A correctly operating Singer 66 bobbin winder will fill a bobbin in about 30-45 seconds and stop automatically every time. Once you’ve had it working well, you’ll recognize immediately if something changes — the sound and feel of a healthy winder is distinctive.

For more on maintaining your Singer 66 and other vintage machines, see the vintage equipment restoration guide. And if the bobbin winder repair revealed that the whole machine needs an oil and service, the guide on oiling a vintage sewing machine covers every lubrication point on the 66 and its relatives.

Frequently Asked Questions

What size O-ring fits a Singer 66 bobbin winder tire?

A standard size 014 or 015 nitrile O-ring (5/8″ outer diameter) fits most Singer 66 bobbin winder hubs. These are available at hardware stores in the plumbing section for under $1. If the fit is slightly loose, a thin wrap of electrical tape under the O-ring takes up the slack. This is a legitimate long-term fix used by many vintage sewing machine technicians, not just a temporary workaround.

My Singer 66 bobbin winder worked fine until I pressed the presser foot pedal. Why did it stop?

This is by design. On most Singer 66 machines, engaging the presser bar (putting the presser foot down) disengages the bobbin winder as a safety interlock — you shouldn’t be winding a bobbin while fabric is under the presser foot. If the winder seems to disengage when it shouldn’t, check that the presser bar is fully raised during winding.

Can I use any metal bobbin, or does it have to be a Singer 66 specific bobbin?

The Singer 66 uses a specific bobbin size — Class 66 bobbins. These have a specific diameter and flange height that the trip mechanism is calibrated for. Using a larger or smaller bobbin will cause the trip mechanism to trigger at the wrong fill level, or not at all. Class 66 bobbins are still manufactured and widely available; always use the correct class.

The winder works but the thread tension on the wound bobbin is uneven. How do I fix this?

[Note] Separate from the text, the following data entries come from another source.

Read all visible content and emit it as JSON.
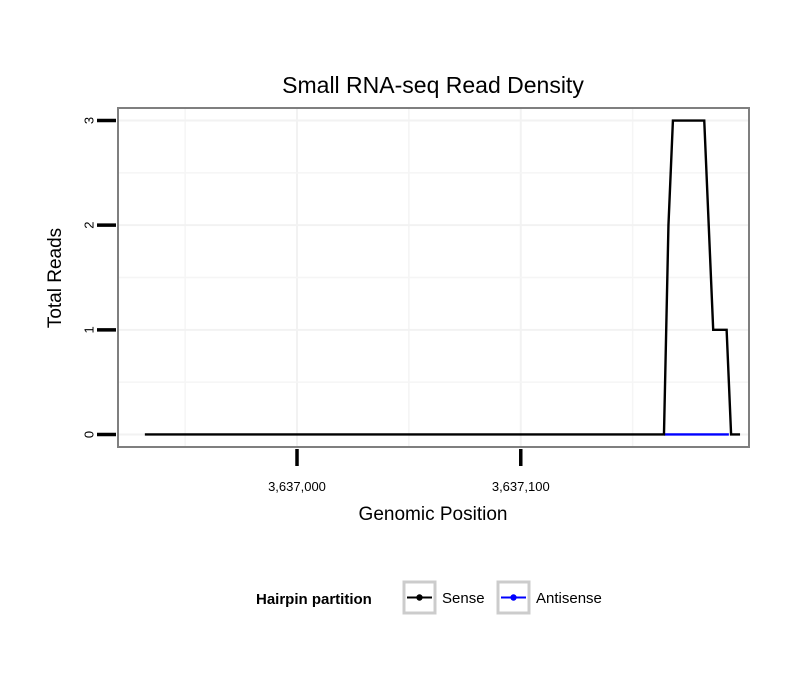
{
  "chart_data": {
    "type": "line",
    "title": "Small RNA-seq Read Density",
    "xlabel": "Genomic Position",
    "ylabel": "Total Reads",
    "xlim": [
      3636920,
      3637202
    ],
    "ylim": [
      -0.12,
      3.12
    ],
    "x_ticks": [
      3637000,
      3637100
    ],
    "x_tick_labels": [
      "3,637,000",
      "3,637,100"
    ],
    "y_ticks": [
      0,
      1,
      2,
      3
    ],
    "y_tick_labels": [
      "0",
      "1",
      "2",
      "3"
    ],
    "series": [
      {
        "name": "Sense",
        "color": "#000000",
        "x": [
          3636932,
          3637164,
          3637166,
          3637168,
          3637182,
          3637184,
          3637186,
          3637192,
          3637194,
          3637198
        ],
        "y": [
          0,
          0,
          2,
          3,
          3,
          2,
          1,
          1,
          0,
          0
        ]
      },
      {
        "name": "Antisense",
        "color": "#0000ff",
        "x": [
          3637164,
          3637193
        ],
        "y": [
          0,
          0
        ]
      }
    ],
    "legend": {
      "title": "Hairpin partition",
      "position": "bottom",
      "entries": [
        "Sense",
        "Antisense"
      ]
    }
  }
}
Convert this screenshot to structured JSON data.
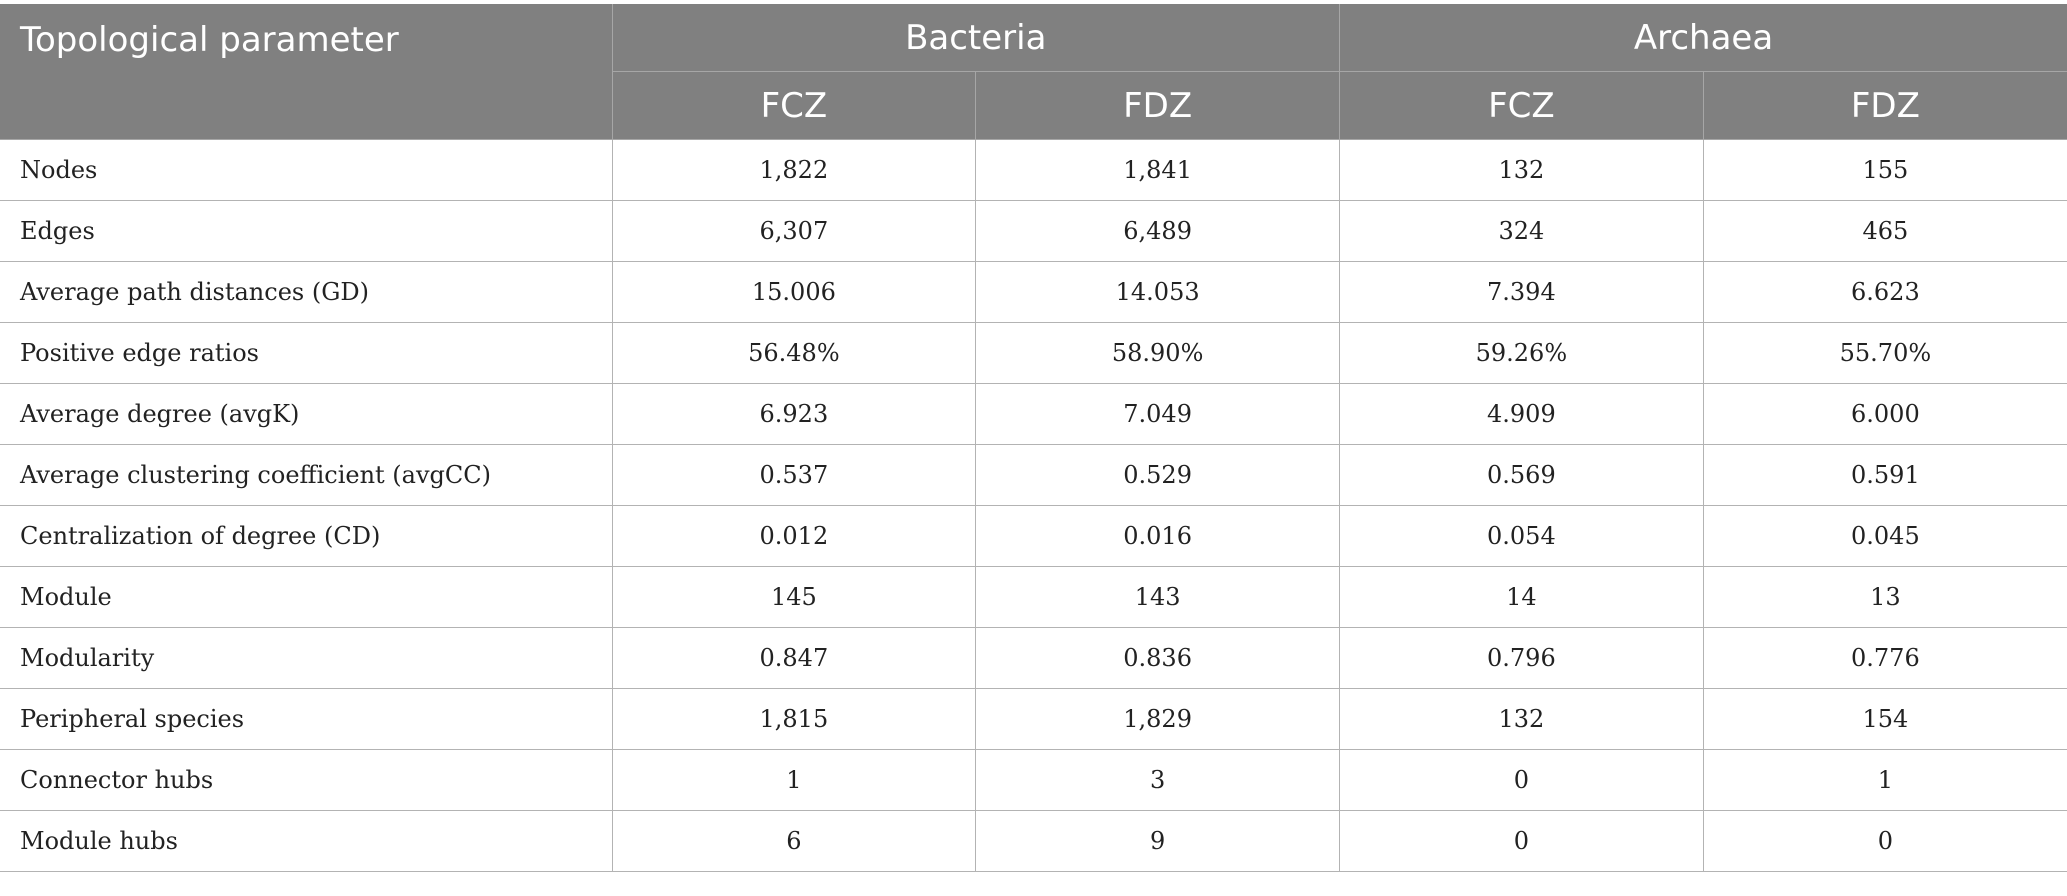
{
  "table": {
    "header": {
      "param_label": "Topological parameter",
      "groups": [
        "Bacteria",
        "Archaea"
      ],
      "sub": [
        "FCZ",
        "FDZ",
        "FCZ",
        "FDZ"
      ]
    },
    "rows": [
      {
        "label": "Nodes",
        "values": [
          "1,822",
          "1,841",
          "132",
          "155"
        ]
      },
      {
        "label": "Edges",
        "values": [
          "6,307",
          "6,489",
          "324",
          "465"
        ]
      },
      {
        "label": "Average path distances (GD)",
        "values": [
          "15.006",
          "14.053",
          "7.394",
          "6.623"
        ]
      },
      {
        "label": "Positive edge ratios",
        "values": [
          "56.48%",
          "58.90%",
          "59.26%",
          "55.70%"
        ]
      },
      {
        "label": "Average degree (avgK)",
        "values": [
          "6.923",
          "7.049",
          "4.909",
          "6.000"
        ]
      },
      {
        "label": "Average clustering coefficient (avgCC)",
        "values": [
          "0.537",
          "0.529",
          "0.569",
          "0.591"
        ]
      },
      {
        "label": "Centralization of degree (CD)",
        "values": [
          "0.012",
          "0.016",
          "0.054",
          "0.045"
        ]
      },
      {
        "label": "Module",
        "values": [
          "145",
          "143",
          "14",
          "13"
        ]
      },
      {
        "label": "Modularity",
        "values": [
          "0.847",
          "0.836",
          "0.796",
          "0.776"
        ]
      },
      {
        "label": "Peripheral species",
        "values": [
          "1,815",
          "1,829",
          "132",
          "154"
        ]
      },
      {
        "label": "Connector hubs",
        "values": [
          "1",
          "3",
          "0",
          "1"
        ]
      },
      {
        "label": "Module hubs",
        "values": [
          "6",
          "9",
          "0",
          "0"
        ]
      }
    ]
  },
  "colors": {
    "header_bg": "#808080",
    "header_text": "#ffffff",
    "grid": "#b3b3b3"
  }
}
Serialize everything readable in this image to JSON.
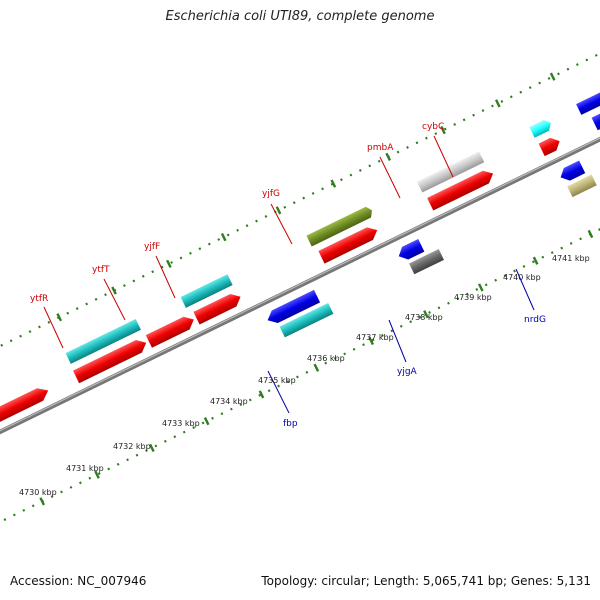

Uneven bobbin tension is usually caused by the bobbin winder thread tension disc — the small spring-loaded disc the upper thread passes through before winding onto the bobbin. This disc should put light, consistent tension on the thread during winding. If it’s dirty, worn, or the spring is weak, the thread winds at inconsistent tension, creating a soft center with a hard outer layer (or vice versa). Clean the tension disc with a dry cloth, check the spring for weakness, and ensure the thread passes correctly through it during winding.